CASE NO: 574, 575

The Press Council has dismissed one complaint and upheld a second complaint by Ms Carol Parker against the Sunday Star-Times in respect of an article about the Moutua Gardens occupation published on 26 March.

The first complaint alleged that the article involved "bias, inaccuracy and obvious racism." The article began by saying "rising tensions at Moutua Gardens have forced police to set up a special team to examine how to control the increasing number of protesters." It also referred to intimidation by gang members and convicted violent criminals. Ms Parker having been there during the weekend in question said that it was an incredibly relaxed environment and there were no signs of intimidation. Ms Parker considered the quality of the reporting unacceptable and suggested that an article on the occupation could have contained some balanced information.

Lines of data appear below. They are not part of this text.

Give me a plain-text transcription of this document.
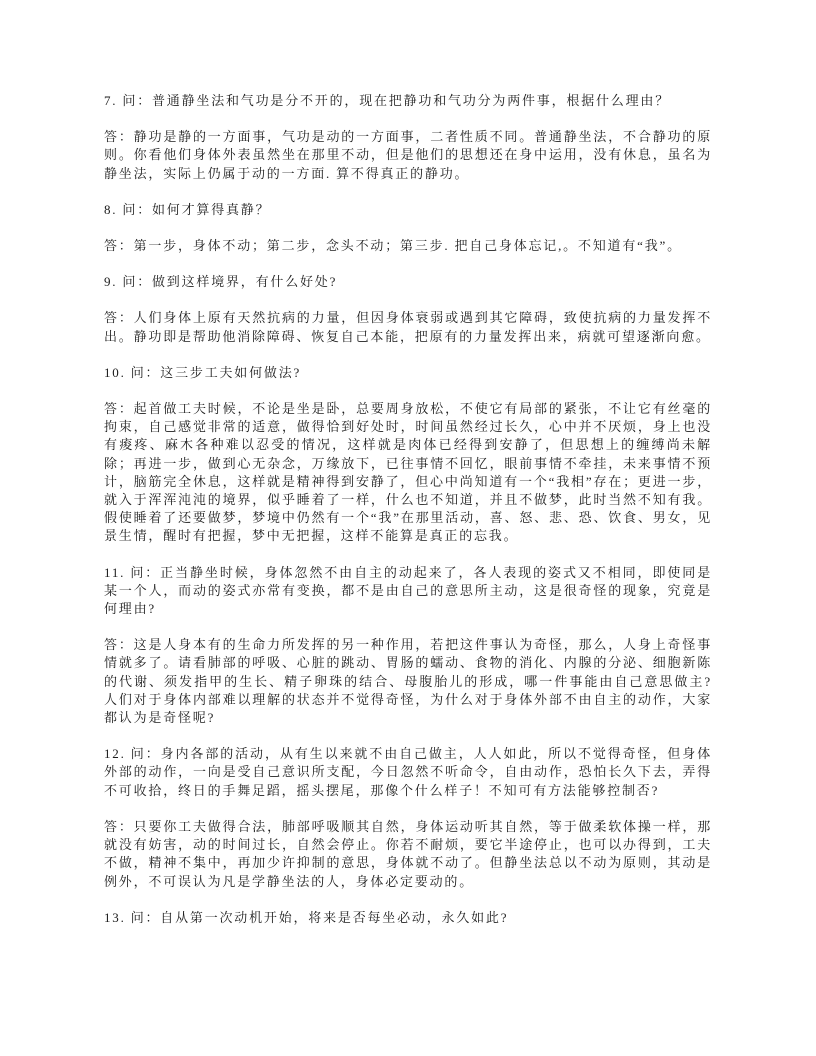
7. 问：普通静坐法和气功是分不开的，现在把静功和气功分为两件事，根据什么理由？

答：静功是静的一方面事，气功是动的一方面事，二者性质不同。普通静坐法，不合静功的原则。你看他们身体外表虽然坐在那里不动，但是他们的思想还在身中运用，没有休息，虽名为静坐法，实际上仍属于动的一方面. 算不得真正的静功。

8. 问：如何才算得真静？

答：第一步，身体不动；第二步，念头不动；第三步. 把自己身体忘记,。不知道有“我”。

9. 问：做到这样境界，有什么好处?

答：人们身体上原有天然抗病的力量，但因身体衰弱或遇到其它障碍，致使抗病的力量发挥不出。静功即是帮助他消除障碍、恢复自己本能，把原有的力量发挥出来，病就可望逐渐向愈。

10. 问：这三步工夫如何做法?

答：起首做工夫时候，不论是坐是卧，总要周身放松，不使它有局部的紧张，不让它有丝毫的拘束，自己感觉非常的适意，做得恰到好处时，时间虽然经过长久，心中并不厌烦，身上也没有痠疼、麻木各种难以忍受的情况，这样就是肉体已经得到安静了，但思想上的缠缚尚未解除；再进一步，做到心无杂念，万缘放下，已往事情不回忆，眼前事情不牵挂，未来事情不预计，脑筋完全休息，这样就是精神得到安静了，但心中尚知道有一个“我相”存在；更进一步，就入于浑浑沌沌的境界，似乎睡着了一样，什么也不知道，并且不做梦，此时当然不知有我。假使睡着了还要做梦，梦境中仍然有一个“我”在那里活动，喜、怒、悲、恐、饮食、男女，见景生情，醒时有把握，梦中无把握，这样不能算是真正的忘我。

11. 问：正当静坐时候，身体忽然不由自主的动起来了，各人表现的姿式又不相同，即使同是某一个人，而动的姿式亦常有变换，都不是由自己的意思所主动，这是很奇怪的现象，究竟是何理由?

答：这是人身本有的生命力所发挥的另一种作用，若把这件事认为奇怪，那么，人身上奇怪事情就多了。请看肺部的呼吸、心脏的跳动、胃肠的蠕动、食物的消化、内腺的分泌、细胞新陈的代谢、须发指甲的生长、精子卵珠的结合、母腹胎儿的形成，哪一件事能由自己意思做主? 人们对于身体内部难以理解的状态并不觉得奇怪，为什么对于身体外部不由自主的动作，大家都认为是奇怪呢?

12. 问：身内各部的活动，从有生以来就不由自己做主，人人如此，所以不觉得奇怪，但身体外部的动作，一向是受自己意识所支配，今日忽然不听命令，自由动作，恐怕长久下去，弄得不可收拾，终日的手舞足蹈，摇头摆尾，那像个什么样子！不知可有方法能够控制否?

答：只要你工夫做得合法，肺部呼吸顺其自然，身体运动听其自然，等于做柔软体操一样，那就没有妨害，动的时间过长，自然会停止。你若不耐烦，要它半途停止，也可以办得到，工夫不做，精神不集中，再加少许抑制的意思，身体就不动了。但静坐法总以不动为原则，其动是例外，不可误认为凡是学静坐法的人，身体必定要动的。

13. 问：自从第一次动机开始，将来是否每坐必动，永久如此?
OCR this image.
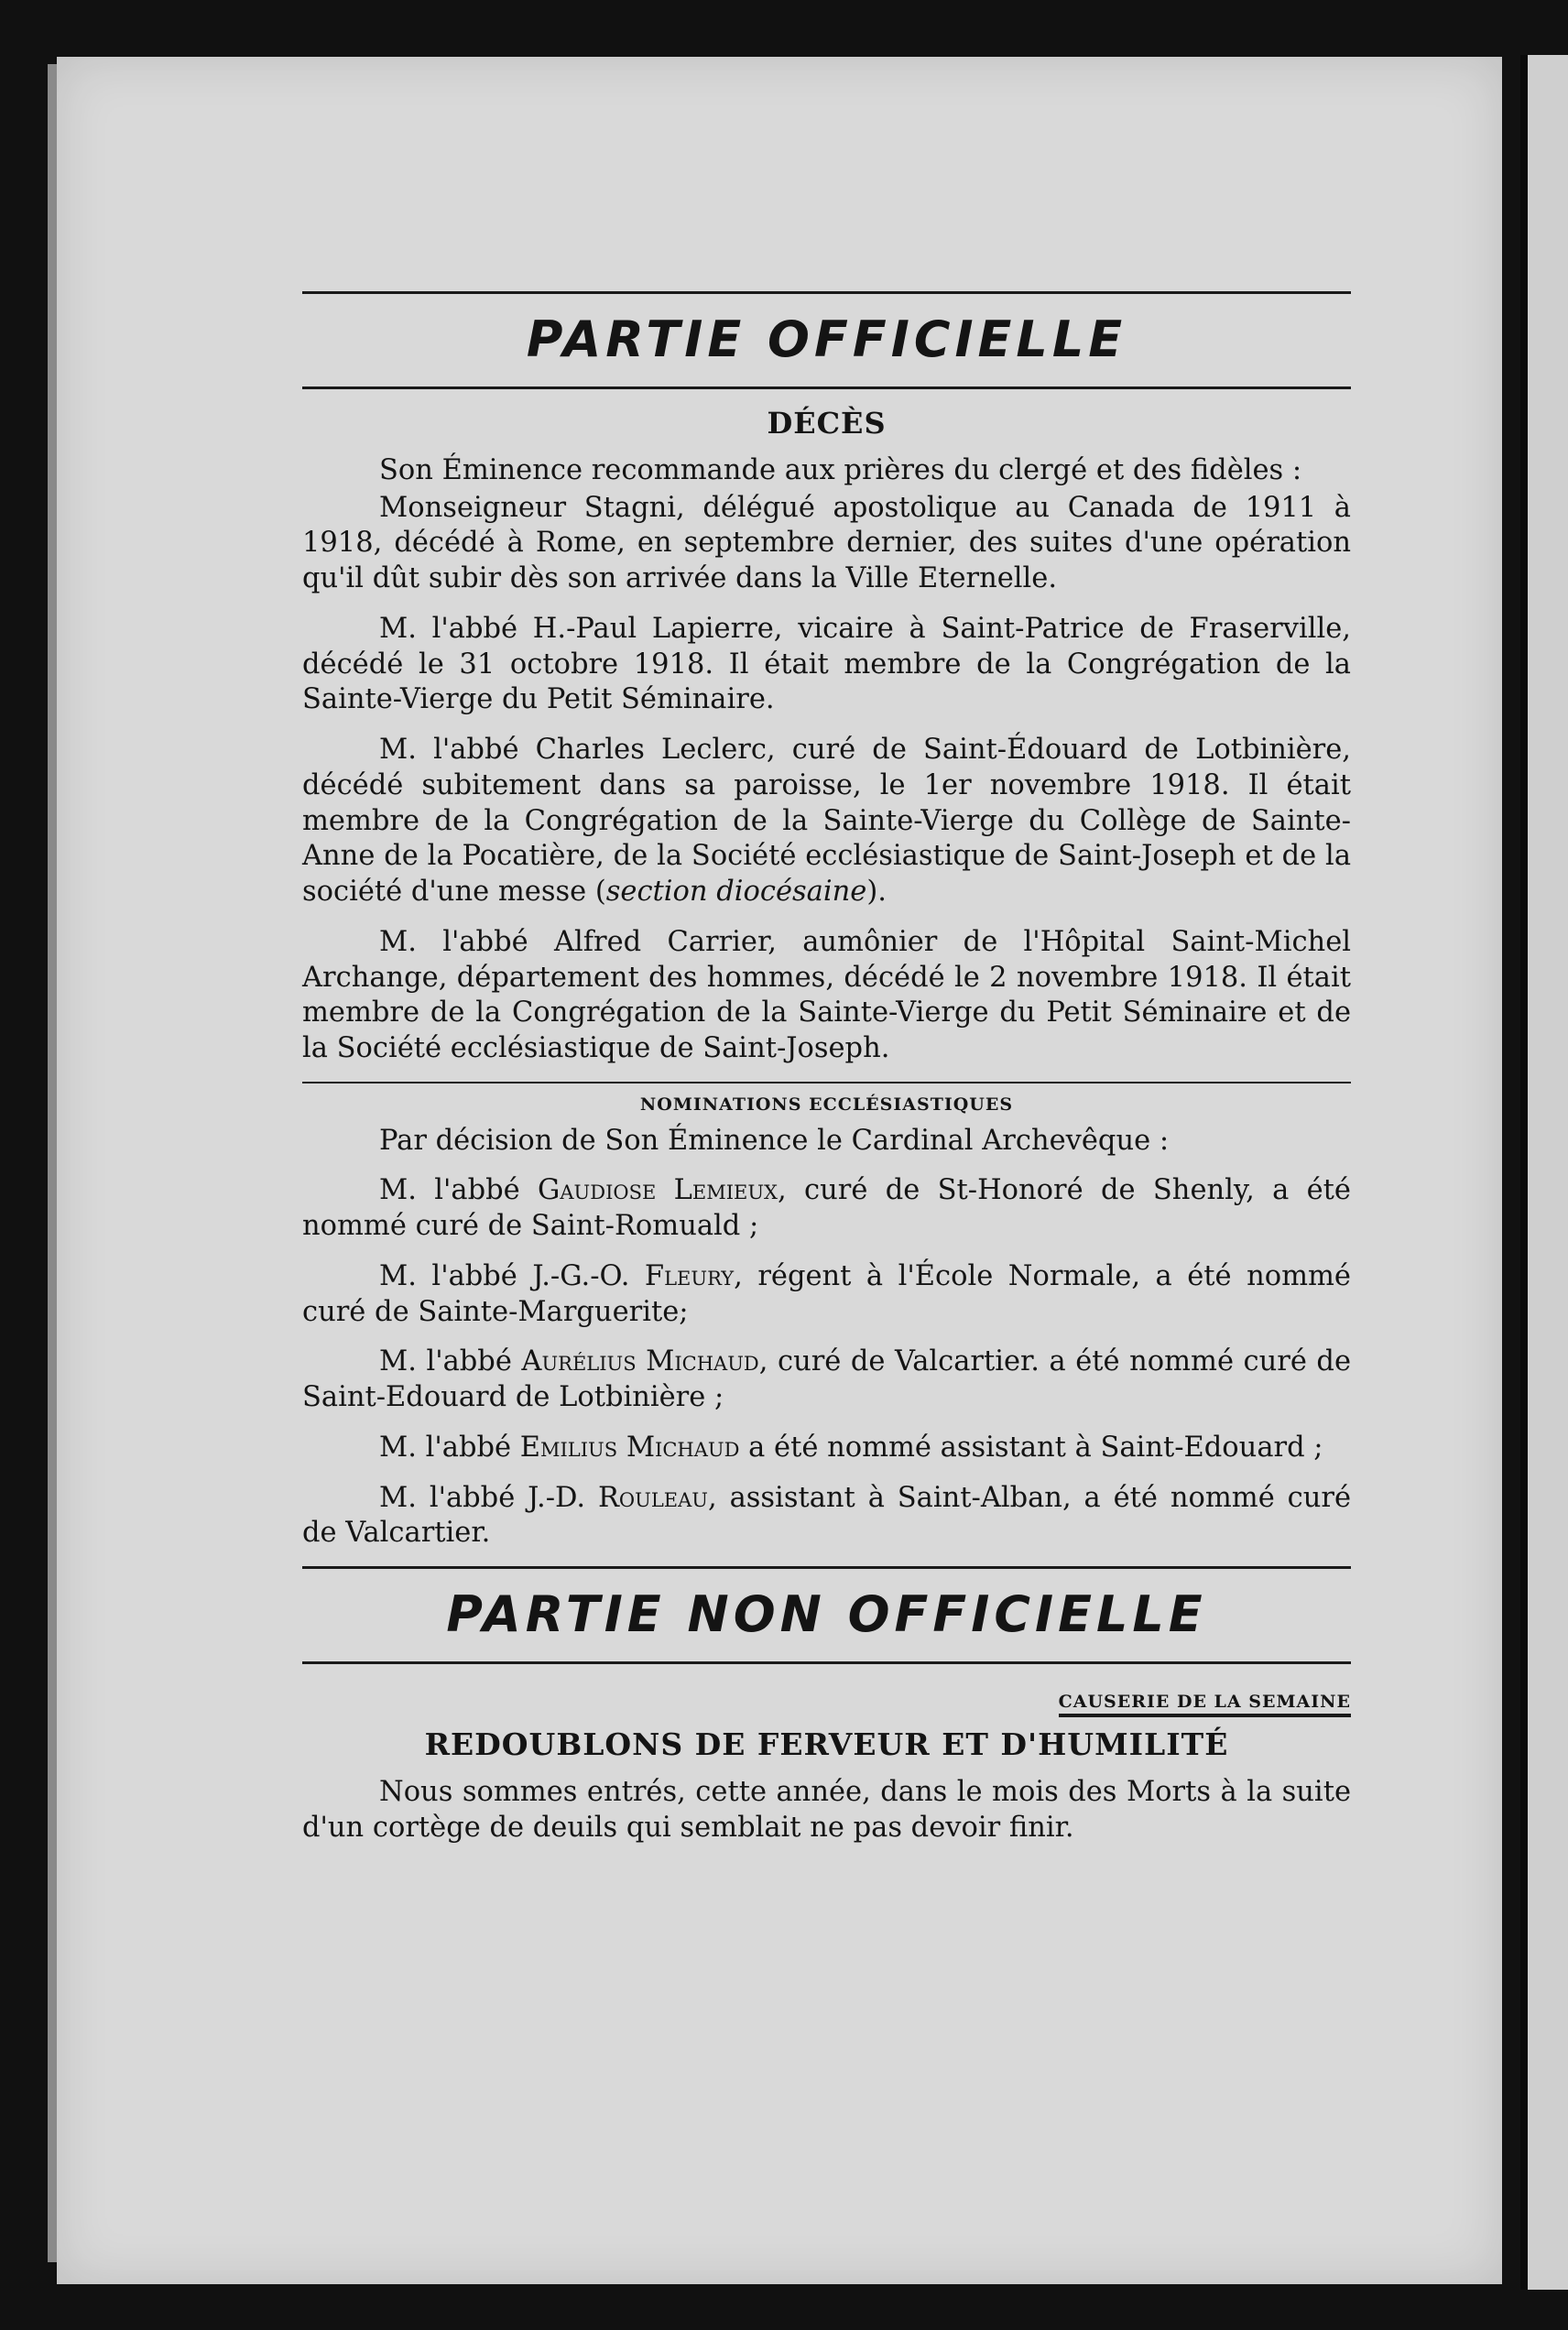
PARTIE OFFICIELLE
DÉCÈS

Son Éminence recommande aux prières du clergé et des fidèles :

Monseigneur Stagni, délégué apostolique au Canada de 1911 à 1918, décédé à Rome, en septembre dernier, des suites d'une opération qu'il dût subir dès son arrivée dans la Ville Eternelle.

M. l'abbé H.-Paul Lapierre, vicaire à Saint-Patrice de Fraserville, décédé le 31 octobre 1918. Il était membre de la Congrégation de la Sainte-Vierge du Petit Séminaire.

M. l'abbé Charles Leclerc, curé de Saint-Édouard de Lotbinière, décédé subitement dans sa paroisse, le 1er novembre 1918. Il était membre de la Congrégation de la Sainte-Vierge du Collège de Sainte-Anne de la Pocatière, de la Société ecclésiastique de Saint-Joseph et de la société d'une messe (section diocésaine).

M. l'abbé Alfred Carrier, aumônier de l'Hôpital Saint-Michel Archange, département des hommes, décédé le 2 novembre 1918. Il était membre de la Congrégation de la Sainte-Vierge du Petit Séminaire et de la Société ecclésiastique de Saint-Joseph.

NOMINATIONS ECCLÉSIASTIQUES

Par décision de Son Éminence le Cardinal Archevêque :

M. l'abbé Gaudiose Lemieux, curé de St-Honoré de Shenly, a été nommé curé de Saint-Romuald ;

M. l'abbé J.-G.-O. Fleury, régent à l'École Normale, a été nommé curé de Sainte-Marguerite;

M. l'abbé Aurélius Michaud, curé de Valcartier. a été nommé curé de Saint-Edouard de Lotbinière ;

M. l'abbé Emilius Michaud a été nommé assistant à Saint-Edouard ;

M. l'abbé J.-D. Rouleau, assistant à Saint-Alban, a été nommé curé de Valcartier.

PARTIE NON OFFICIELLE
CAUSERIE DE LA SEMAINE
REDOUBLONS DE FERVEUR ET D'HUMILITÉ

Nous sommes entrés, cette année, dans le mois des Morts à la suite d'un cortège de deuils qui semblait ne pas devoir finir.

The editor in his reply to the Council said the report was a straight news story, devoid of editorial comment in reporting a police view of the situation in the Gardens and that there was no bias or racism apparent on the part of the authors. On the question of balance, the editor stated that although the item dealt with a particular development in an ongoing story, in subsequent editions on the same day, views by a Maori negotiator were included.

In view of the fact that the article reported police views of developments and that the editors had no grounds for questioning these views as a news item, the Council has dismissed the complaint.

The second complaint concerned the reporting of the drowning of a 15 months old child at the Gardens the previous Thursday. The report stated that the child's unemployed father had been remanded to appear in Court on two charges of theft and one of preparing to commit a crime.

The complainant said she had never read anything in such bad taste and that the father's court appearance was irrelevant. The editor defended the statement on the grounds that it was factual.

The Council's view is that the report concerning the tragic death of a small child was so offensive as to be unacceptable in a newspaper. This seems to have been tacitly accepted by the editor as the story was deleted from subsequent editions. The complaint has been upheld.